Of course, there were times when I was worried because they haven’t came home on agreed time. It happened twice for good reasons. They enjoyed it so much and forgot about the time. In fact, I never saw father’s eye this bright and happy; happier than the past 2 weeks i spent with him. I was even concerned that he was so happy that he might die because of it. Silly me. :’)
Bordeaux itself was a great place. It was not too crowded as Paris, but not that quiet as Dieudivol. Public transportation was great. It had the cool “cordless” tram. People was friendlier than Parisian. Sometimes, we – mostly Paul – spoke with strangers in the bus or tram. If I travelled alone, I sometimes exchanged smile with people I met on the road. This was when I wished I could speak French. We went to the Place de la Bourse, took photos in Water Mirror (Paul thought i was joking when i told him that the family love to take picture a lot, i was not), walked across Le Pont Jacques Chaban Delmas, breathed in the air of Celtic Sea, and enjoyed “almost” super moon in Bassins d’Archachon.
These few days gave me opportunity to know Paul a bit more. I found out that he intentionally went to France because he wanted to go out from Canada, from his life there. He was really passionate about his research; a groundbreaking way to map brain connection which I believed would help medicine community in the future. I was sure i would have a big smile when I heard his research implemented and saved a lot of life.
We discussed our ideas of life even more, such as “why we exist”, “what is love”, “what is home”, intention behind everything, gender stereotyping, and about inter being or connectedness. We also asked ourselves why we kept asking these questions when the others didn’t; what did ignite us at the first place?
We challenged ourselves in various topics, our perception and perspective. Sometimes we were lost in words. Part of it was because these topics were hard to explain, another part of it was because we lost in translation; English was not our mother language.
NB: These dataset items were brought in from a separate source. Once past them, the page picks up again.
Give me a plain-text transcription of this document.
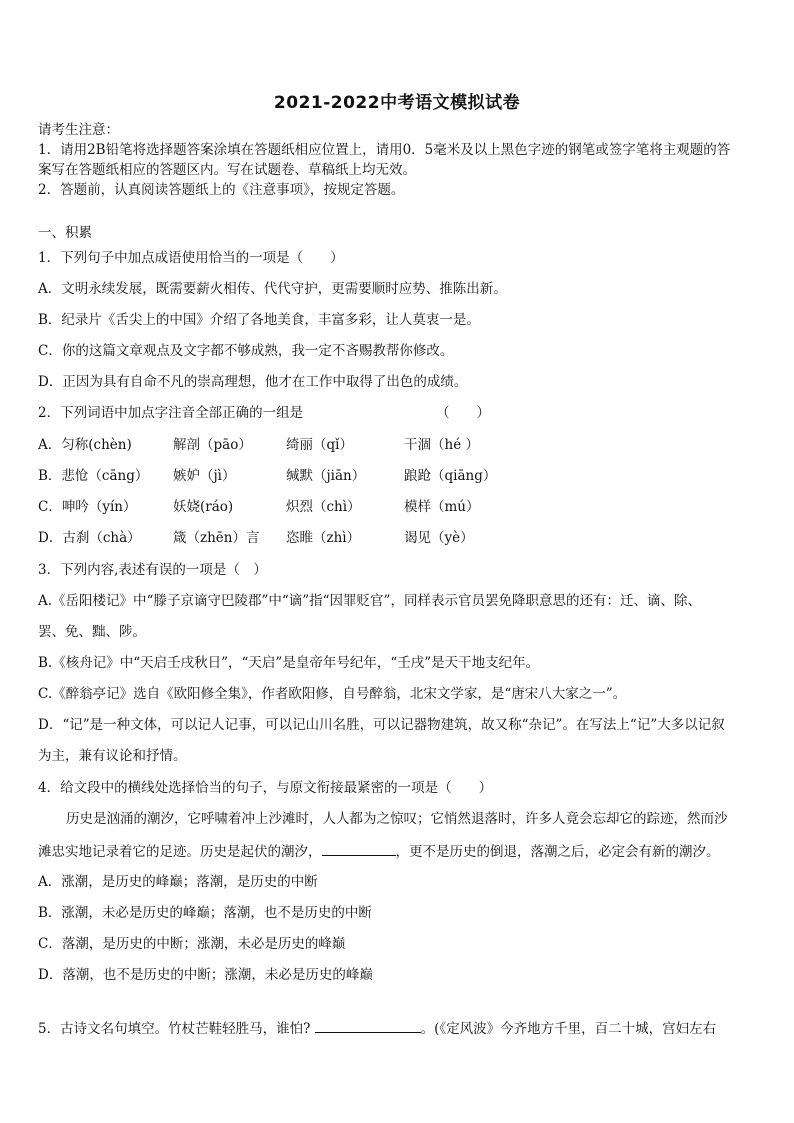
2021-2022中考语文模拟试卷
请考生注意：
1．请用2B铅笔将选择题答案涂填在答题纸相应位置上，请用0．5毫米及以上黑色字迹的钢笔或签字笔将主观题的答
案写在答题纸相应的答题区内。写在试题卷、草稿纸上均无效。
2．答题前，认真阅读答题纸上的《注意事项》，按规定答题。
一、积累
1．下列句子中加点成语使用恰当的一项是（　　）
A．文明永续发展，既需要薪火相传、代代守护，更需要顺时应势、推陈出新。
B．纪录片《舌尖上的中国》介绍了各地美食，丰富多彩，让人莫衷一是。
C．你的这篇文章观点及文字都不够成熟，我一定不吝赐教帮你修改。
D．正因为具有自命不凡的崇高理想，他才在工作中取得了出色的成绩。
2．下列词语中加点字注音全部正确的一组是	（　　）
A．匀称(chèn)	解剖（pāo）	绮丽（qǐ）	干涸（hé ）
B．悲怆（cāng） 嫉妒（jì）	缄默（jiān）	踉跄（qiāng）
C．呻吟（yín）	妖娆(ráo)	炽烈（chì）	模样（mú）
D．古刹（chà） 箴（zhēn）言 恣睢（zhì）	谒见（yè）
3．下列内容,表述有误的一项是（　）
A.《岳阳楼记》中“滕子京谪守巴陵郡”中“谪”指“因罪贬官”，同样表示官员罢免降职意思的还有：迁、谪、除、
罢、免、黜、陟。
B.《核舟记》中“天启壬戌秋日”，“天启”是皇帝年号纪年，“壬戌”是天干地支纪年。
C.《醉翁亭记》选自《欧阳修全集》，作者欧阳修，自号醉翁，北宋文学家，是“唐宋八大家之一”。
D．“记”是一种文体，可以记人记事，可以记山川名胜，可以记器物建筑，故又称“杂记”。在写法上“记”大多以记叙
为主，兼有议论和抒情。
4．给文段中的横线处选择恰当的句子，与原文衔接最紧密的一项是（　　）
历史是汹涌的潮汐，它呼啸着冲上沙滩时，人人都为之惊叹；它悄然退落时，许多人竟会忘却它的踪迹，然而沙
滩忠实地记录着它的足迹。历史是起伏的潮汐，	，更不是历史的倒退，落潮之后，必定会有新的潮汐。
A．涨潮，是历史的峰巅；落潮，是历史的中断
B．涨潮，未必是历史的峰巅；落潮，也不是历史的中断
C．落潮，是历史的中断；涨潮，未必是历史的峰巅
D．落潮，也不是历史的中断；涨潮，未必是历史的峰巅
5．古诗文名句填空。竹杖芒鞋轻胜马，谁怕?	。(《定风波》今齐地方千里，百二十城，宫妇左右
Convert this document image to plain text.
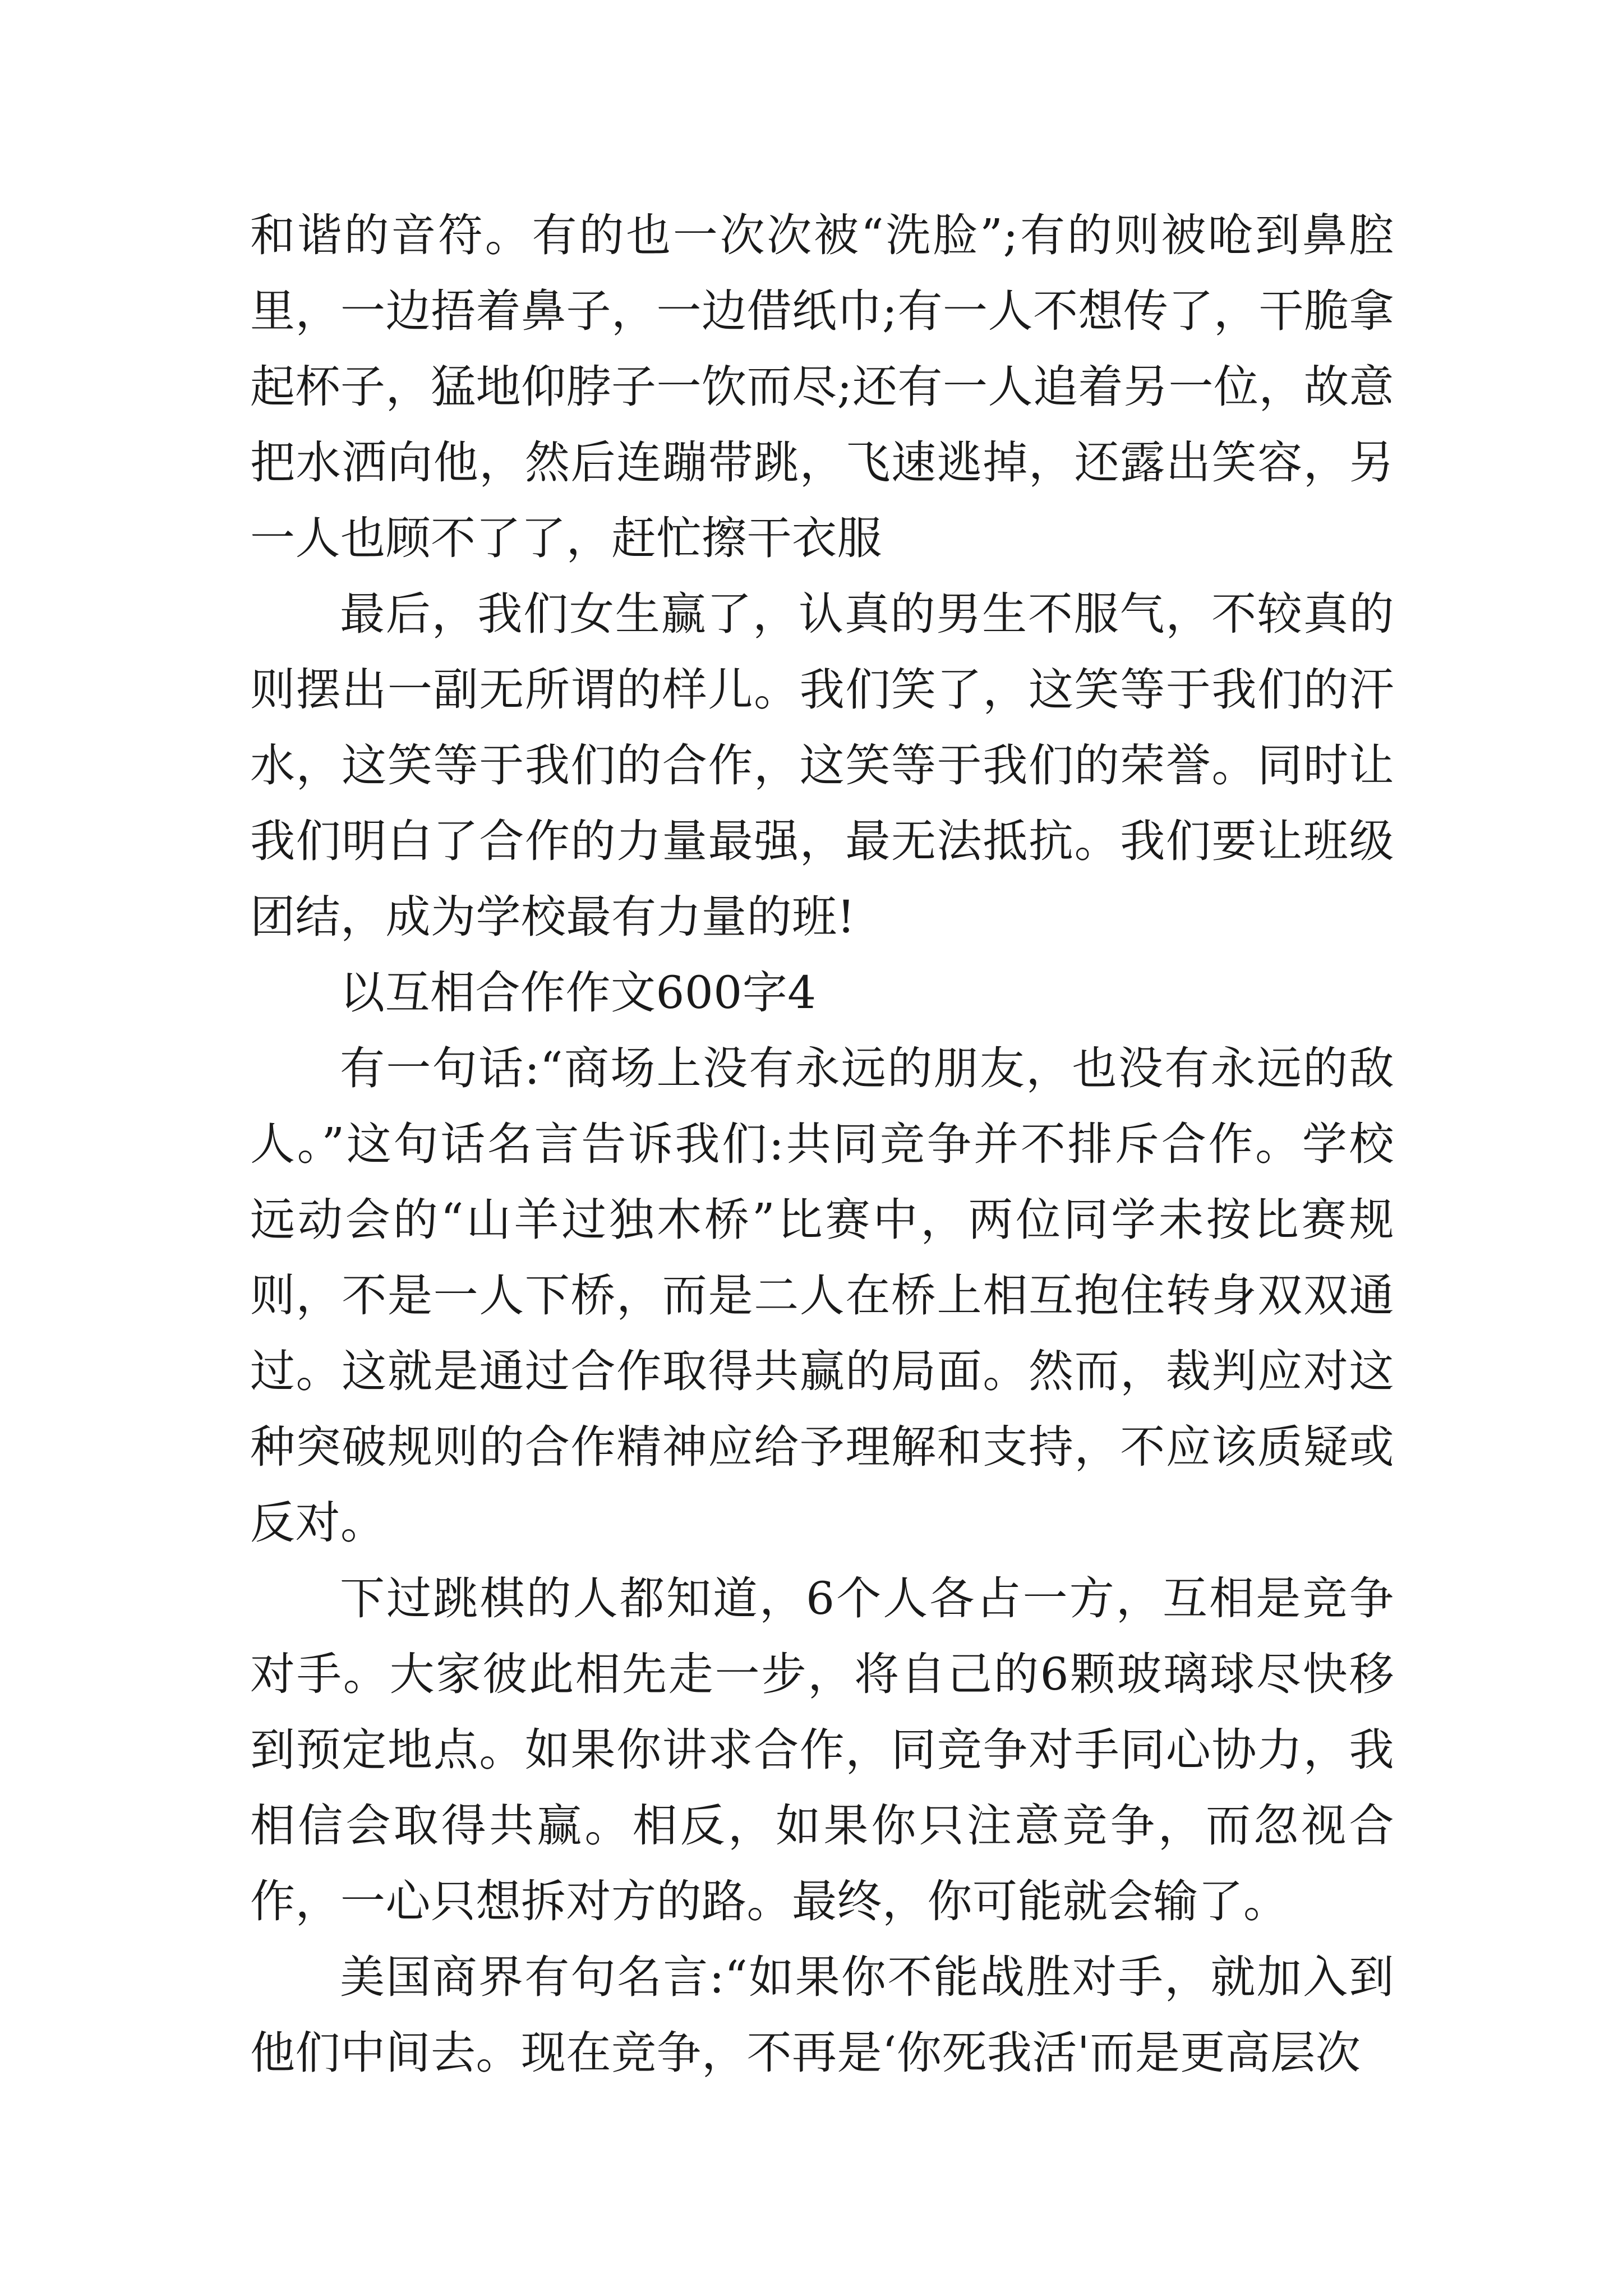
和谐的音符。有的也一次次被“洗脸”;有的则被呛到鼻腔里，一边捂着鼻子，一边借纸巾;有一人不想传了，干脆拿起杯子，猛地仰脖子一饮而尽;还有一人追着另一位，故意把水洒向他，然后连蹦带跳，飞速逃掉，还露出笑容，另一人也顾不了了，赶忙擦干衣服

最后，我们女生赢了，认真的男生不服气，不较真的则摆出一副无所谓的样儿。我们笑了，这笑等于我们的汗水，这笑等于我们的合作，这笑等于我们的荣誉。同时让我们明白了合作的力量最强，最无法抵抗。我们要让班级团结，成为学校最有力量的班!

以互相合作作文600字4

有一句话:“商场上没有永远的朋友，也没有永远的敌人。”这句话名言告诉我们:共同竞争并不排斥合作。学校远动会的“山羊过独木桥”比赛中，两位同学未按比赛规则，不是一人下桥，而是二人在桥上相互抱住转身双双通过。这就是通过合作取得共赢的局面。然而，裁判应对这种突破规则的合作精神应给予理解和支持，不应该质疑或反对。

下过跳棋的人都知道，6个人各占一方，互相是竞争对手。大家彼此相先走一步，将自己的6颗玻璃球尽快移到预定地点。如果你讲求合作，同竞争对手同心协力，我相信会取得共赢。相反，如果你只注意竞争，而忽视合作，一心只想拆对方的路。最终，你可能就会输了。

美国商界有句名言:“如果你不能战胜对手，就加入到他们中间去。现在竞争，不再是‘你死我活'而是更高层次
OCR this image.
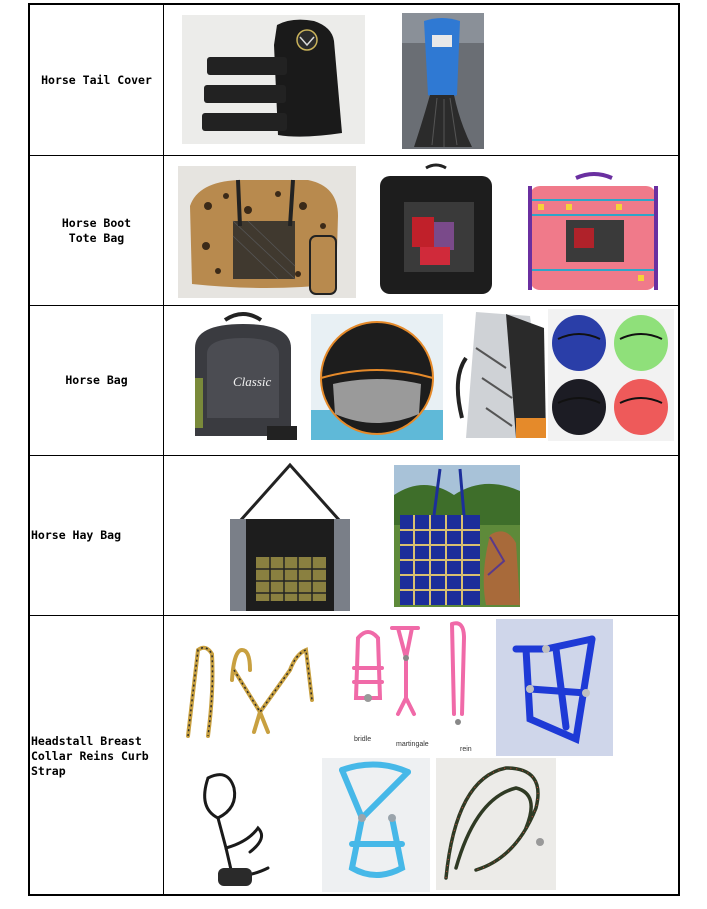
Horse Tail Cover
Horse Boot
Tote Bag
Horse Bag	Classic
Horse Hay Bag
Headstall Breast
Collar Reins Curb
Strap
bridle
martingale
rein
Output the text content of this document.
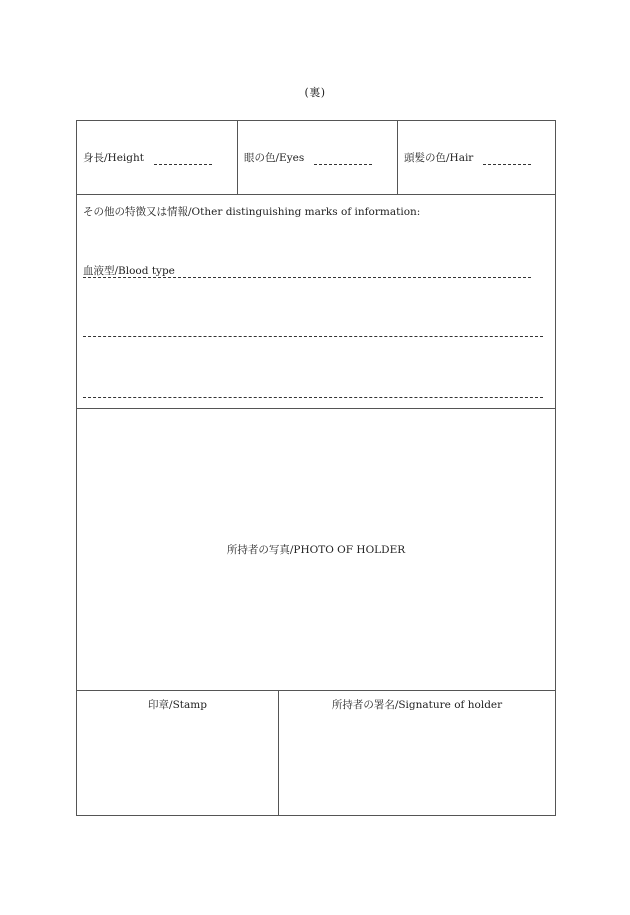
(裏)
身長/Height	眼の色/Eyes	頭髪の色/Hair
その他の特徴又は情報/Other distinguishing marks of information:
血液型/Blood type
所持者の写真/PHOTO OF HOLDER
印章/Stamp	所持者の署名/Signature of holder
I was intrigued when i heard “I don’t agree” on things i said. Its not like i like confrontation, but it opened the door for us to discuss further and deeper. I am not scientist like him, but i think that’s the essence of science, to always question and discover things. I was glad to find someone similar who dare enough to think and try to find answers.
If someone said that things started by a simple hello, for me, this was started by our simple intention to look beyond ourselves. If we didn’t decide to step aside from our comfort zone in our home (both Canada and Indonesia), we wouldn’t ever met. If we didn’t start our personal journey beforehand, we wouldn’t understand ourselves. And, if we met two years ago, we might not be able to talk about the “hard topic about life”. I knew for sure i was not ready for that kind of topics. The timing and place were just perfect.
Its always a beautiful story to meet a stranger in a crossroad; in the mysterious mist of life. As if we met for a reason. We met without knowing when will be our next encounter or without knowing if there will be a next one. What we knew for sure was how unexpectedly beautiful this experience for us. He was one of amazing strangers I met on this long journey. And, there will be more.
For travellers out there, be courageous. Talk with someone, get to know them, and you will be surprised with what you find. For inspiration, you can follow Steinar Skipsnes (IG: @dailyhello) who made this as his New Year’s resolution in 2016. Have a nice day!